At present, the Civil Code provides that an unmarried adult is entitled to undergo gender reassignment surgery if it is possible medically, while the conditions and procedure of gender reassignment are set by legislation. No such legislation has been passed, however. In November 2011 3 MPs from the Homeland Union (i.e. Antanas Matulas, Vida Marija Čigriejienė, Arimantas Dumčius) submitted a draft amendment to the Civil Code, prohibiting gender reassignment surgeries. The initiators of the draft amendment propose that the current provisions on gender reassignment in the Civil Code are deleted and replaced by the provision that gender reassignment surgery is prohibited in Lithuania and that civil registry entries concerning gender reassignment surgeries performed abroad be amended by court decision only.

The explanatory note on the controversial proposal states that Lithuanian society ‘views gender reassignment as very controversially; society is not ready to accept gender reassignment practices due to certain psychosocial reasons, and therefore the permission to undergo gender reassignment surgeries will lead to a number of medical and ethical issues’.

Moreover, it ignorantly states that it is impossible to reassign gender surgically because it ‘is determined genetically from the very moment of conception’ and that gender reassignment procedure ‘is associated with the radical impairment of a person, because physically healthy persons who are able to conceive and raise children are castrated in this manner’. ‘Because, according to the International Classification of Diseases ICD-10, transsexuality (F64.0) belongs to the group of personality development and behavioural disorders of adults, help to transsexuals must be psychotherapeutic in nature and aimed at restoring the harmony of a person’s body and mind’, states the explanatory note.

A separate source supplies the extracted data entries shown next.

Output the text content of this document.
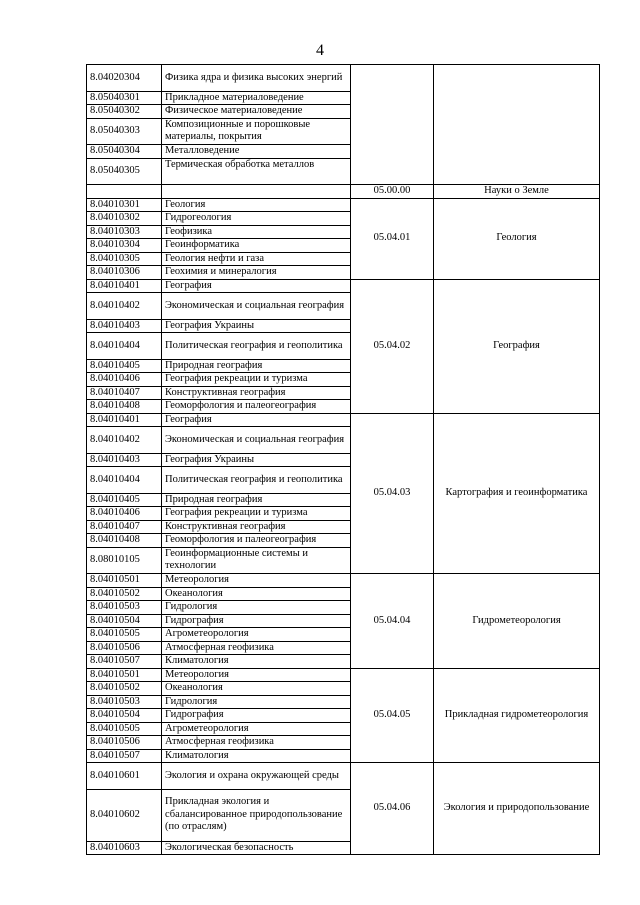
4
8.04020304	Физика ядра и физика высоких энергий		
8.05040301	Прикладное материаловедение		
8.05040302	Физическое материаловедение		
8.05040303	Композиционные и порошковые материалы, покрытия		
8.05040304	Металловедение		
8.05040305	Термическая обработка металлов		
		05.00.00	Науки о Земле
8.04010301	Геология	05.04.01	Геология
8.04010302	Гидрогеология		
8.04010303	Геофизика		
8.04010304	Геоинформатика		
8.04010305	Геология нефти и газа		
8.04010306	Геохимия и минералогия		
8.04010401	География	05.04.02	География
8.04010402	Экономическая и социальная география		
8.04010403	География Украины		
8.04010404	Политическая география и геополитика		
8.04010405	Природная география		
8.04010406	География рекреации и туризма		
8.04010407	Конструктивная география		
8.04010408	Геоморфология и палеогеография		
8.04010401	География	05.04.03	Картография и геоинформатика
8.04010402	Экономическая и социальная география		
8.04010403	География Украины		
8.04010404	Политическая география и геополитика		
8.04010405	Природная география		
8.04010406	География рекреации и туризма		
8.04010407	Конструктивная география		
8.04010408	Геоморфология и палеогеография		
8.08010105	Геоинформационные системы и технологии		
8.04010501	Метеорология	05.04.04	Гидрометеорология
8.04010502	Океанология		
8.04010503	Гидрология		
8.04010504	Гидрография		
8.04010505	Агрометеорология		
8.04010506	Атмосферная геофизика		
8.04010507	Климатология		
8.04010501	Метеорология	05.04.05	Прикладная гидрометеорология
8.04010502	Океанология		
8.04010503	Гидрология		
8.04010504	Гидрография		
8.04010505	Агрометеорология		
8.04010506	Атмосферная геофизика		
8.04010507	Климатология		
8.04010601	Экология и охрана окружающей среды	05.04.06	Экология и природопользование
8.04010602	Прикладная экология и сбалансированное природопользование (по отраслям)		
8.04010603	Экологическая безопасность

The Legal Department with the Office of Seimas has provided its opinion that the draft amendment not only interferes with the jurisprudence of the European Court of Human Rights (ECtHR), but also contradicts the legal principle of legal certainty.

It has to be noted that this is the third attack by the Lithuanian Parliament towards the local LGBT* community in this week. On 21 May 2013, Seimas accepted the amendment to the Code of Administrative Violations by introducing administrative liability for “public denigration of constitutional moral values and of constitutional fundamentals of the family life, as well as organization of public events contravening public morality” (proposed by MP Petras Gražulis) and the amendment to the Law on the Fundamentals of Protection of the Rights of the Child stipulating that “every child has the natural right to a father and a mother, emanating from sex differences and mutual compatibility between motherhood and fatherhood” (proposed my MP Jonas Rimantas Dagys) for the parliamentary deliberation.